Drivers of geomorphic heterogeneity in unconfined non-perennial river corridors

Authors: SCAMARDO, J. - Colorado State University; Nichols, Mary; RITTENOUR, T. - Utah State University; WOHL, E. - Colorado State University

Submitted to: Journal of Geophysical Research
Publication Type: Peer Reviewed Journal
Publication Acceptance Date: 7/1/2023
Publication Date: N/A
Citation: N/A

Interpretive Summary: River corridors along streams that do not have water year-round are known to provide diverse physical and ecological functions that are thought to be related to geomorphic heterogeneity. Geomorphic heterogeneity refers to the variability of geomorphic patches within the river corridor in space and time. While studies on the magnitude and drivers of geomorphic heterogeneity are emerging in perennial streams that have water in them throughout the year, similar studies in non-perennial (normally dry) streams are lacking. Because non-perennial streams are found throughout the globe, we aim to answer questions regarding the magnitude and drivers of geomorphic heterogeneity in non-perennial river corridors and to understand how flood disturbance affects channel and floodplain shape. Geomorphic units were mapped in 30 river corridors within six non-perennial watersheds in Utah and Arizona, USA. Landscape heterogeneity metrics were used to quantify geomorphic heterogeneity within each reach. Additionally, variables that may potentially constrain or drive heterogeneity were quantified, including floodplain shape, grain size, large wood abundance, and proxies for flood disturbance.
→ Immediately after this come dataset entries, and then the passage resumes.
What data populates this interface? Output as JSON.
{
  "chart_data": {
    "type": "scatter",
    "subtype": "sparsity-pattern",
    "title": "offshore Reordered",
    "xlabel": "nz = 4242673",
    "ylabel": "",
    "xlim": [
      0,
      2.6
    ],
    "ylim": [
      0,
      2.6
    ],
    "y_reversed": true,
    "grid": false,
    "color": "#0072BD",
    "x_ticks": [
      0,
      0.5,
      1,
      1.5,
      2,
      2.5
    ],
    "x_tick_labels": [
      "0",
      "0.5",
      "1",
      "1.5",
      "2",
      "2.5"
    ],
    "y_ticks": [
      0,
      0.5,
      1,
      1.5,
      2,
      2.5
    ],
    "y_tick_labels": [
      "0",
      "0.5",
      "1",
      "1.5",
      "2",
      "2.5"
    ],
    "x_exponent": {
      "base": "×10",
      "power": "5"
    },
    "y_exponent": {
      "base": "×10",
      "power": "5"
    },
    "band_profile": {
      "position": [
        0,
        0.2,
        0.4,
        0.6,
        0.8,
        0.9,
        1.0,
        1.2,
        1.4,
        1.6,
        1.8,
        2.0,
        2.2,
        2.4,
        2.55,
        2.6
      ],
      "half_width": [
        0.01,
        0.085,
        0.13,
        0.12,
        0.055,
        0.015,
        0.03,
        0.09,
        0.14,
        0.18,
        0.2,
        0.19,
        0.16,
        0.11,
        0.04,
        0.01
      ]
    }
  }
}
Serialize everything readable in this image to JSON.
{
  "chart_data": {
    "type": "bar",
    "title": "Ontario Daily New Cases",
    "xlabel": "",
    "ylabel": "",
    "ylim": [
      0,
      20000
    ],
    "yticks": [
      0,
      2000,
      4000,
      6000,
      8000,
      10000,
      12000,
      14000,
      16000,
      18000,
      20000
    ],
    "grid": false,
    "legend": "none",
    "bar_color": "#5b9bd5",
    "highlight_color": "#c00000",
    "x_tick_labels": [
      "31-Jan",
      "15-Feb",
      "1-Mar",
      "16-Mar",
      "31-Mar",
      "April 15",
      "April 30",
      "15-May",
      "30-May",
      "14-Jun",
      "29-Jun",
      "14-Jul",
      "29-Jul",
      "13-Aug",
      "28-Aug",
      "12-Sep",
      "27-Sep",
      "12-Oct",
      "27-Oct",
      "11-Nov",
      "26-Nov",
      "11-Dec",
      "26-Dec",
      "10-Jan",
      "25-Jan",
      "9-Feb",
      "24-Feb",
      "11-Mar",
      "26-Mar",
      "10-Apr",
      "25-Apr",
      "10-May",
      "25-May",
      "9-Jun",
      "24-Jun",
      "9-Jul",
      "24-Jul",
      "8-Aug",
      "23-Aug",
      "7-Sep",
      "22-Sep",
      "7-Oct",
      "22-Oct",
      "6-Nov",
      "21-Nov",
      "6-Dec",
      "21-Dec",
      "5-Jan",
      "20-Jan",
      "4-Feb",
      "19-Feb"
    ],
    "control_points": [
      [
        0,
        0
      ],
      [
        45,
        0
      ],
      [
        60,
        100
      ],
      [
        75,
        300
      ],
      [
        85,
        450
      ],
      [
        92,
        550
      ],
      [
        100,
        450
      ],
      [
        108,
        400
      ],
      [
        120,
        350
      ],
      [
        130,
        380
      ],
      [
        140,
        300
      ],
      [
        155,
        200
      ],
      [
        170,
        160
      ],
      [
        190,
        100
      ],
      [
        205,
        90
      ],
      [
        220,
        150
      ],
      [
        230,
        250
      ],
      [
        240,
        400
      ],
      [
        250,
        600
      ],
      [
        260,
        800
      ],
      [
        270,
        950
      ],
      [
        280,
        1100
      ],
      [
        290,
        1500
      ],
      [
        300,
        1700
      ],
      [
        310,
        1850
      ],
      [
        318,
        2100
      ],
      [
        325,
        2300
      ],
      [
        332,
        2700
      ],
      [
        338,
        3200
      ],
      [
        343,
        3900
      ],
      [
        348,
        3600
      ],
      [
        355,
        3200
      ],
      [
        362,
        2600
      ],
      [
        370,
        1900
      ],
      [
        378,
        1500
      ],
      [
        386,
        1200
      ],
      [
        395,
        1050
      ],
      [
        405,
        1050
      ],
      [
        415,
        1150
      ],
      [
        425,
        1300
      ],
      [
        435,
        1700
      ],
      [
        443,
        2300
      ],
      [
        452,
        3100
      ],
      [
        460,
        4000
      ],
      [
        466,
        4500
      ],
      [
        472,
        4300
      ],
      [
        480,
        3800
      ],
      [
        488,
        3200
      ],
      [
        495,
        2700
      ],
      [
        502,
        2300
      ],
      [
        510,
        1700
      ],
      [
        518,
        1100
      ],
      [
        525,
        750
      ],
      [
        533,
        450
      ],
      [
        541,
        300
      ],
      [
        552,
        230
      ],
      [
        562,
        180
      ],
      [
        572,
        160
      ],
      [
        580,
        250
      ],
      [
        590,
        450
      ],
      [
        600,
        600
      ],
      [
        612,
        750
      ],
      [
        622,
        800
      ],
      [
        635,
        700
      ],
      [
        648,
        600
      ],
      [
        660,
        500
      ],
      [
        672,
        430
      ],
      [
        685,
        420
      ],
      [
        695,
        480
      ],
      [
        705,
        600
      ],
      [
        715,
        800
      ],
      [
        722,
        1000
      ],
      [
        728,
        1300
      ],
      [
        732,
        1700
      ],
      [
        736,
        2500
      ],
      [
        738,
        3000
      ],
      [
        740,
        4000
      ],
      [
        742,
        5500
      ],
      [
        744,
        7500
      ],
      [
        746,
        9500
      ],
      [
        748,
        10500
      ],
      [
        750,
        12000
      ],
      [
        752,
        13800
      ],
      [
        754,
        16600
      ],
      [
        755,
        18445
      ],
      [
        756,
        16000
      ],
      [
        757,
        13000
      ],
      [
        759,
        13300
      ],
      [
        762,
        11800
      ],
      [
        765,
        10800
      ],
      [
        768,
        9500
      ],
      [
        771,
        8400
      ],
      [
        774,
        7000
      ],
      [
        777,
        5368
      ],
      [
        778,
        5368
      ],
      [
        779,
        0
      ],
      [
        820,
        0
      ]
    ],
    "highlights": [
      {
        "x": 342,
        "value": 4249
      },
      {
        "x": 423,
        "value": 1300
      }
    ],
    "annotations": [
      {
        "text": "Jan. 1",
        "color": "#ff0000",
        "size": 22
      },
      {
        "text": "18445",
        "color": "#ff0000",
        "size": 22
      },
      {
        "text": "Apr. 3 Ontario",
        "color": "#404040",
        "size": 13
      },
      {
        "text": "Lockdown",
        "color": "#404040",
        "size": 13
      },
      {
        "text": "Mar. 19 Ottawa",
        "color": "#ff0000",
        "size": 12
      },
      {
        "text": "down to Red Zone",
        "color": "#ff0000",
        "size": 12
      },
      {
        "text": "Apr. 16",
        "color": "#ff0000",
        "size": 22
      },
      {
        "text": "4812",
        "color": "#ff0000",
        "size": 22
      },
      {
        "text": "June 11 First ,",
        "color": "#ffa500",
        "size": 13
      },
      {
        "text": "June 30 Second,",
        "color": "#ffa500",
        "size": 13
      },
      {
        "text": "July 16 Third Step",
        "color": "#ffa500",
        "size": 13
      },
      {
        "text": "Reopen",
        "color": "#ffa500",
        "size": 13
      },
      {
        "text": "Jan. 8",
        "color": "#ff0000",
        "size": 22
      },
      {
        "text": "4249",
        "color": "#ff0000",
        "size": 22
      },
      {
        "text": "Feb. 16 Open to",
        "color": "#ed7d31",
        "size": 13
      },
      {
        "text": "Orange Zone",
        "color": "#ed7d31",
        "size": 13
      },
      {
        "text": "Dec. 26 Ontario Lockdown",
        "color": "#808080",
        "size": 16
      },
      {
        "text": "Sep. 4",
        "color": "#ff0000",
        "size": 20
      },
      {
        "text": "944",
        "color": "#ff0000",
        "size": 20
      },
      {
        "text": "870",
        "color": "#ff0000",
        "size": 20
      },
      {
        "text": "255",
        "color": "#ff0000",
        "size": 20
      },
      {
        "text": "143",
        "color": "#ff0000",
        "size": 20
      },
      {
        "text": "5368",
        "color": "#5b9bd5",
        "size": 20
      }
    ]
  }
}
While heterogeneity positively correlated with metrics for channel shape and disturbance, statistical models suggest that floodplain width was a more important predictor for estimating geomorphic heterogeneity. Sediment accumulation occurred across a range of flood energies, suggesting a strong tie between heterogeneity and flood disturbance.

Technical Abstract: River corridors along non-perennial stream networks are known to provide diverse physical and ecological functions that are thought to be related to geomorphic heterogeneity. Geomorphic heterogeneity refers to the spatial and temporal variability of geomorphic units, which are geomorphic patches within the river corridor formed by a given set of processes. While studies on the magnitude and drivers of geomorphic heterogeneity are emerging in perennial streams, similar studies in ephemeral streams are lacking. Given the ubiquity of non-perennial streams globally, we aim to answer questions regarding the magnitude and drivers of geomorphic heterogeneity in non-perennial river corridors as well as how geomorphic units and heterogeneity reflect processes related to flood disturbance. Geomorphic units were mapped in 30 unconfined river corridors within six non-perennial watersheds in Utah and Arizona, USA. Landscape heterogeneity metrics – Shannon’s Diversity Index, Shannon’s Evenness Index, and patch density – were used to quantify geomorphic heterogeneity within each reach. Additionally, variables that may potentially constrain or drive heterogeneity were quantified, including floodplain shape, grain size, large wood abundance, and proxies for flood disturbance. While heterogeneity positively correlated with metrics for morphology and disturbance, statistical models suggest that morphologic context, particularly floodplain width, was a more important predictor for estimating geomorphic heterogeneity. Still, geomorphic units reflected aggradation processes indicative of a range of flood energies, suggesting a strong tie between heterogeneity and disturbance. Results suggest that geomorphic heterogeneity may be resilient to changes in flood disturbance frequency or magnitude, but future studies investigating long-term temporal heterogeneity are needed.